RER showed no main effect for condition (p = 0.16, Figure 3c) or interaction (p = 0.18) and decreased steadily throughout the exercise period for both conditions (−0.03 from 15 to 180 min, time effect p < 0.001 and η 2 p  = 0.30). Mean whole body CHO oxidation (2.38 ± 0.37 and 2.31 ± 0.39 g/min for CHO‐15 and CHO‐30, respectively) was similar in both conditions (p = 0.25 and η 2 p  = 0.07; Figure 3), with no main effect for time or interaction (p = 0.09, η 2 p  = 0.10 and p = 0.11, η 2 p  = 0.09 respectively; Figure 3). Fat oxidation was not significantly affected by condition (p = 0.10 and η 2 p  = 0.14) and increased ∼2‐fold by 180 min of exercise (p < 0.001 and η 2 p  = 0.44), which reached significance compared to the first time point at 120 min and thereafter (p < 0.05). There was no significant interaction effect for fat oxidation (p = 0.09).

FIGURE 3.

FIGURE 3

Carbohydrate oxidation (a), fat oxidation (b) and respiratory exchange ratio (c) throughout 180 min steady state cycling with high carbohydrate availability through different carbohydrate ingestion pattern. a Significantly different from CHO‐15.

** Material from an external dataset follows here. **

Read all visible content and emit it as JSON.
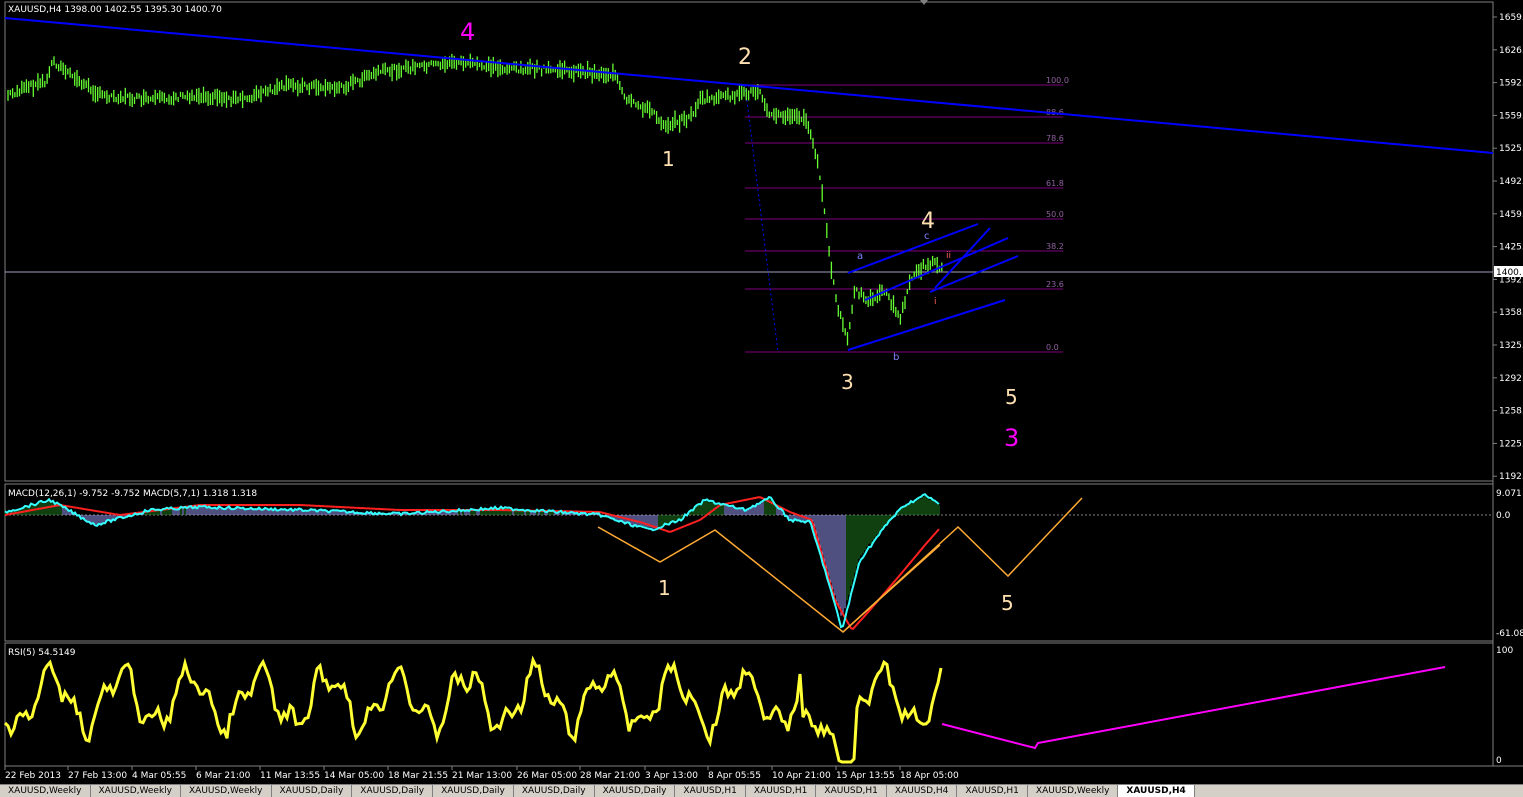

Exercise energy expenditure increased over time (p < 0.001) reaching significance compared to the first time point following 60 min of exercise (p = 0.01). There was no main effect for condition (p = 0.92) or significant interaction (p = 0.51) as exercise energy expenditure was comparable for both conditions (Table 2). Mean contribution of CHO to total exercise energy expenditure was 84% ± 9% and 82% ± 10% for CHO‐15 versus CHO‐30, respectively, with the remaining 16% and 18% being accounted for by fat utilisation (p = 0.07). Throughout exercise time, % CHO decreased in line with the % increase in fat utilisation (p < 0.001) reaching statistical significance at 165 min of exercise. There was no time‐condition interaction (p = 0.08).

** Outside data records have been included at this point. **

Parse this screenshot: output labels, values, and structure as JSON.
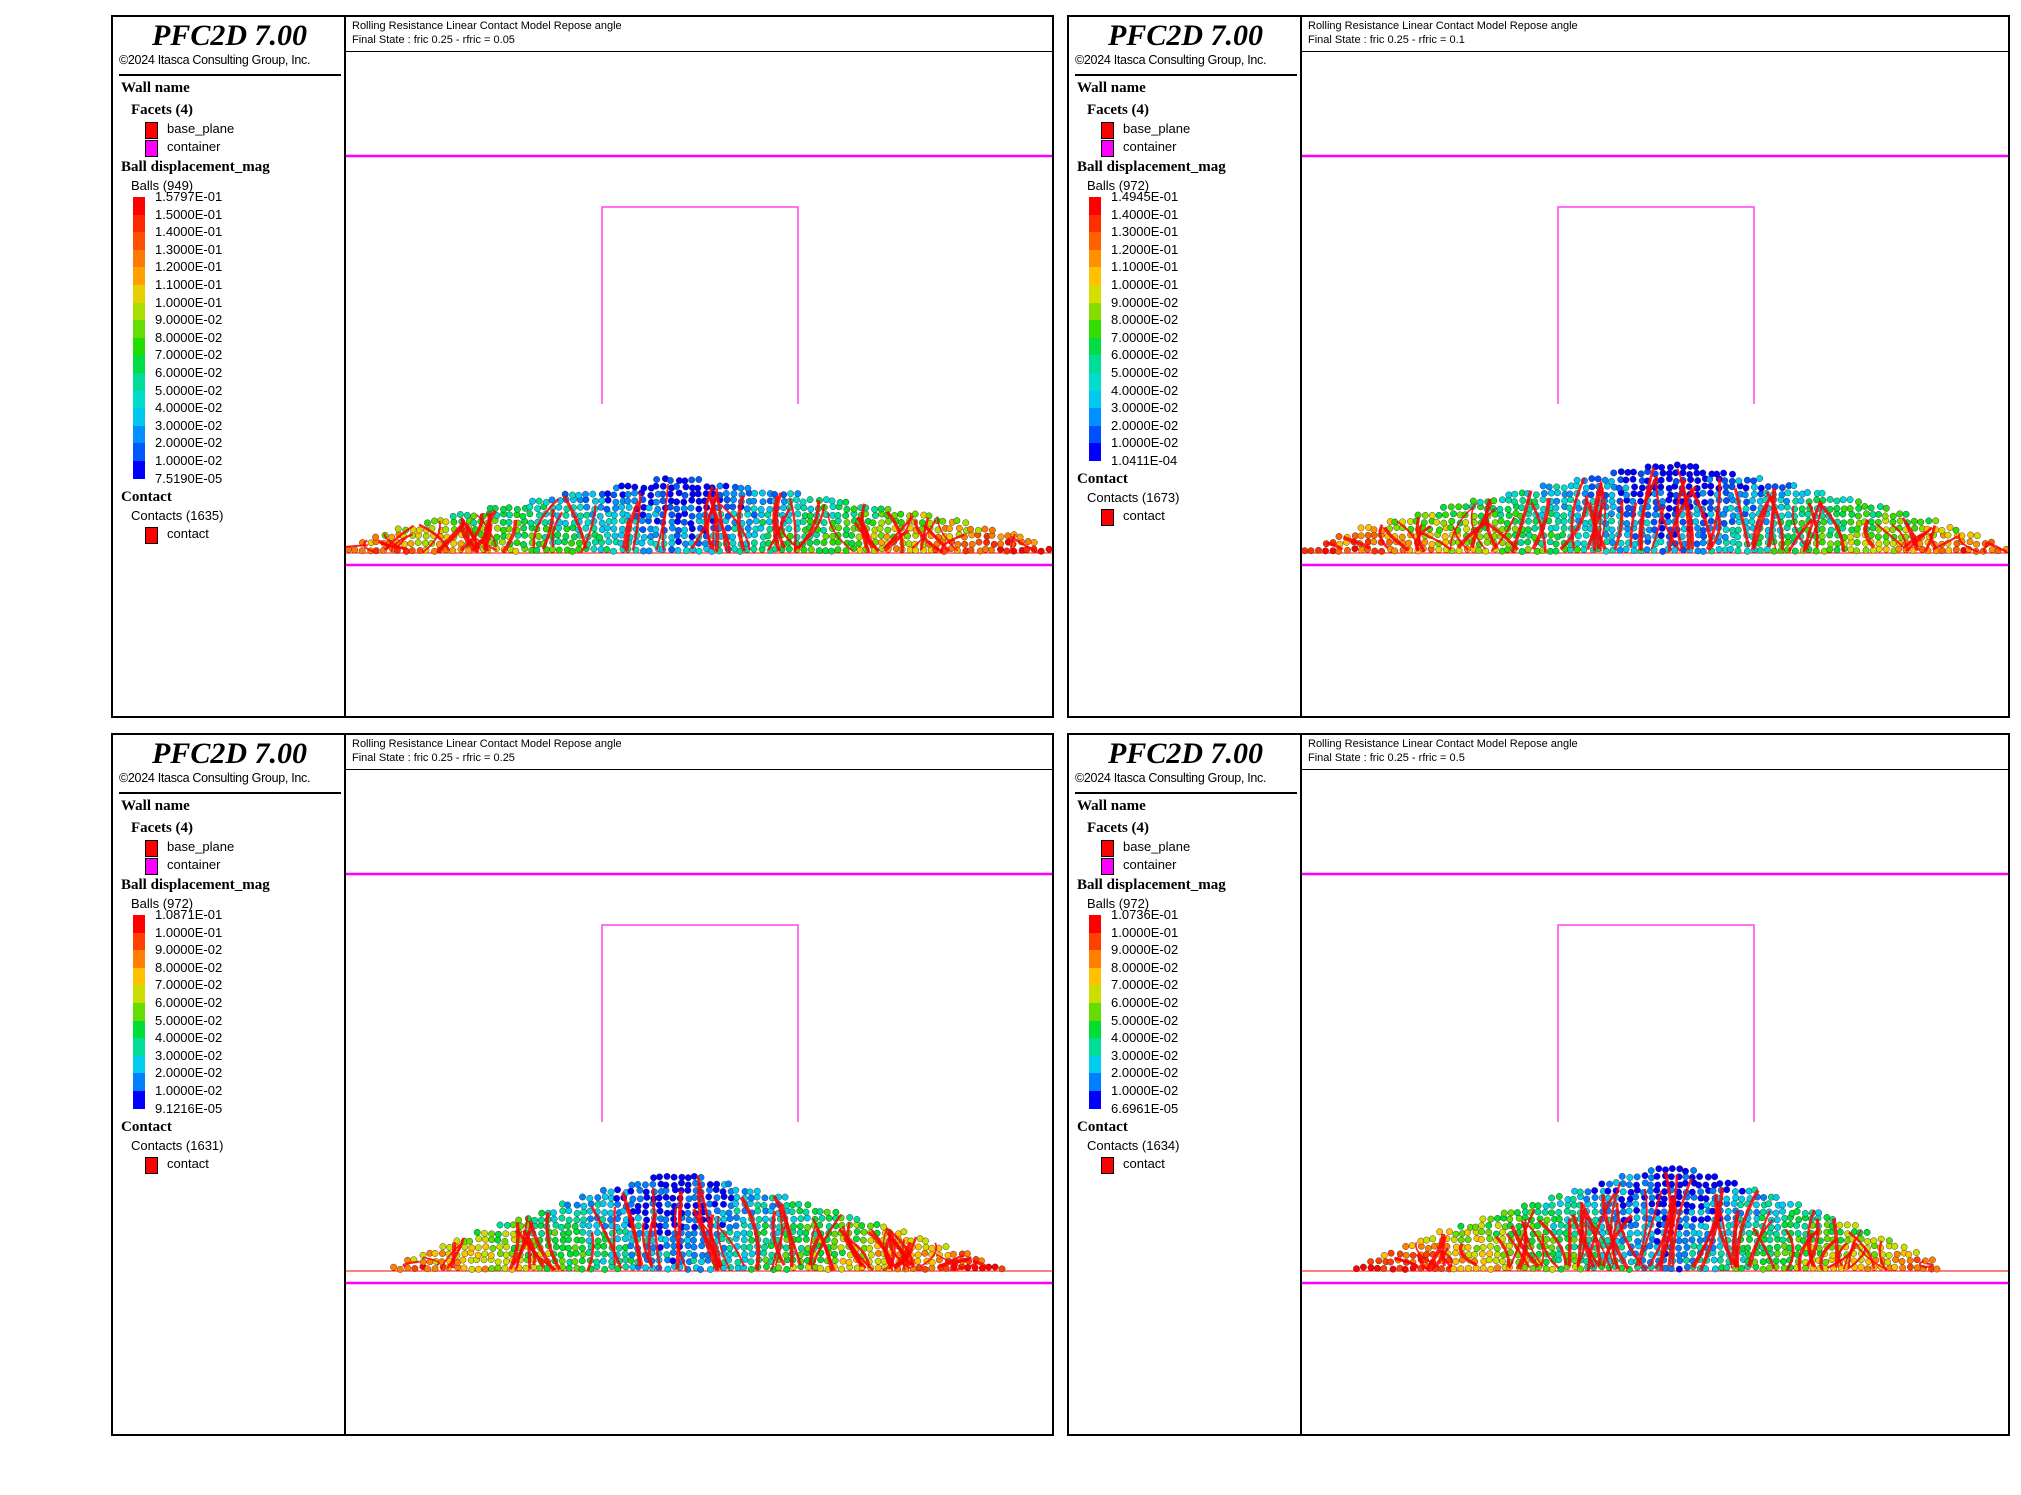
{
  "common": {
    "app_title": "PFC2D 7.00",
    "copyright": "©2024 Itasca Consulting Group, Inc.",
    "wall_name_label": "Wall name",
    "facets_label": "Facets (4)",
    "facet_items": [
      "base_plane",
      "container"
    ],
    "ball_label": "Ball displacement_mag",
    "contact_label": "Contact",
    "contact_item": "contact",
    "view_title": "Rolling Resistance Linear Contact Model  Repose angle",
    "colors": {
      "wall": "#ff00ff",
      "container_box": "#ff44ee",
      "contact": "#ff0000",
      "base_plane": "#ff0000"
    }
  },
  "panels": [
    {
      "id": "top-left",
      "subtitle": "Final State : fric 0.25 - rfric = 0.05",
      "balls_label": "Balls (949)",
      "contacts_label": "Contacts (1635)",
      "scale": [
        "1.5797E-01",
        "1.5000E-01",
        "1.4000E-01",
        "1.3000E-01",
        "1.2000E-01",
        "1.1000E-01",
        "1.0000E-01",
        "9.0000E-02",
        "8.0000E-02",
        "7.0000E-02",
        "6.0000E-02",
        "5.0000E-02",
        "4.0000E-02",
        "3.0000E-02",
        "2.0000E-02",
        "1.0000E-02",
        "7.5190E-05"
      ],
      "scale_colors": [
        "#ff0000",
        "#ff2800",
        "#ff5000",
        "#ff7800",
        "#ffa000",
        "#e6d000",
        "#aadd00",
        "#66dd00",
        "#22dd00",
        "#00dd44",
        "#00dd99",
        "#00ddcc",
        "#00c8ee",
        "#0090ff",
        "#0058ff",
        "#0000ff"
      ]
    },
    {
      "id": "top-right",
      "subtitle": "Final State : fric 0.25 - rfric = 0.1",
      "balls_label": "Balls (972)",
      "contacts_label": "Contacts (1673)",
      "scale": [
        "1.4945E-01",
        "1.4000E-01",
        "1.3000E-01",
        "1.2000E-01",
        "1.1000E-01",
        "1.0000E-01",
        "9.0000E-02",
        "8.0000E-02",
        "7.0000E-02",
        "6.0000E-02",
        "5.0000E-02",
        "4.0000E-02",
        "3.0000E-02",
        "2.0000E-02",
        "1.0000E-02",
        "1.0411E-04"
      ],
      "scale_colors": [
        "#ff0000",
        "#ff3000",
        "#ff6000",
        "#ff9000",
        "#ffc000",
        "#d8dd00",
        "#88dd00",
        "#33dd00",
        "#00dd44",
        "#00dd99",
        "#00ddcc",
        "#00c8ee",
        "#0090ff",
        "#0050ff",
        "#0000ff"
      ]
    },
    {
      "id": "bottom-left",
      "subtitle": "Final State : fric 0.25 - rfric = 0.25",
      "balls_label": "Balls (972)",
      "contacts_label": "Contacts (1631)",
      "scale": [
        "1.0871E-01",
        "1.0000E-01",
        "9.0000E-02",
        "8.0000E-02",
        "7.0000E-02",
        "6.0000E-02",
        "5.0000E-02",
        "4.0000E-02",
        "3.0000E-02",
        "2.0000E-02",
        "1.0000E-02",
        "9.1216E-05"
      ],
      "scale_colors": [
        "#ff0000",
        "#ff4000",
        "#ff8000",
        "#ffc000",
        "#ccdd00",
        "#66dd00",
        "#00dd33",
        "#00dd99",
        "#00ccee",
        "#0080ff",
        "#0000ff"
      ]
    },
    {
      "id": "bottom-right",
      "subtitle": "Final State : fric 0.25 - rfric = 0.5",
      "balls_label": "Balls (972)",
      "contacts_label": "Contacts (1634)",
      "scale": [
        "1.0736E-01",
        "1.0000E-01",
        "9.0000E-02",
        "8.0000E-02",
        "7.0000E-02",
        "6.0000E-02",
        "5.0000E-02",
        "4.0000E-02",
        "3.0000E-02",
        "2.0000E-02",
        "1.0000E-02",
        "6.6961E-05"
      ],
      "scale_colors": [
        "#ff0000",
        "#ff4000",
        "#ff8000",
        "#ffc000",
        "#ccdd00",
        "#66dd00",
        "#00dd33",
        "#00dd99",
        "#00ccee",
        "#0080ff",
        "#0000ff"
      ]
    }
  ]
}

There was no significant difference between total CHO utilised in CHO‐15 versus CHO‐30 (p = 0.13; Figure 4). However, there was a moderate effect size (ES = 0.48), as median CHO utilisation was 401.8 and 392.3 g for CHO‐15 and CHO‐30, respectively. There was a significant difference between CHO‐15 and CHO‐30 in total fat utilised (p = 0.04 and ES = 0.39; Figure 4) as median fat utilisation was 34.3 and 38.7 g for CHO‐15 and CHO‐30, respectively.

FIGURE 4.

FIGURE 4

Total carbohydrate (a) and fat utilisation (b) with individual data points, during 180 min steady state cycling with high carbohydrate availability through different carbohydrate ingestion patterns. * Indicates significant difference between conditions (p = 0.04).

4.3. Subjective Responses

Mean subjective scores for GI symptoms did not differ between conditions (Tables 3 and 4), except for the urge to defecate; however, this was not considered meaningful as the highest reported score was ≤ 3. There was no time main effect for symptoms of stomach fullness, abdominal cramps or urge to defecate. Nausea and gas/flatulence showed a trend, as scores increased with exercise time and CHO ingestion. Reflux showed a significant main effect for time, with increased symptoms during the final 1 h of exercise; however, no individual participant scored > 4 for nausea, gas/flatulence or reflux across any time point. There was no interaction effect across any GI discomfort symptoms. No participant scored > 4 for any variable in either condition, except for stomach fullness, which saw a trend, due to one participant who reported a peak score of 7 for CHO‐15 at 165 and 180 min.

TABLE 3.

GI symptom scores during 180 min steady state exercise with high carbohydrate availability through consumption of either 22.5 g every 15 min (CHO‐15) or 45 g every 30 min (CHO‐30).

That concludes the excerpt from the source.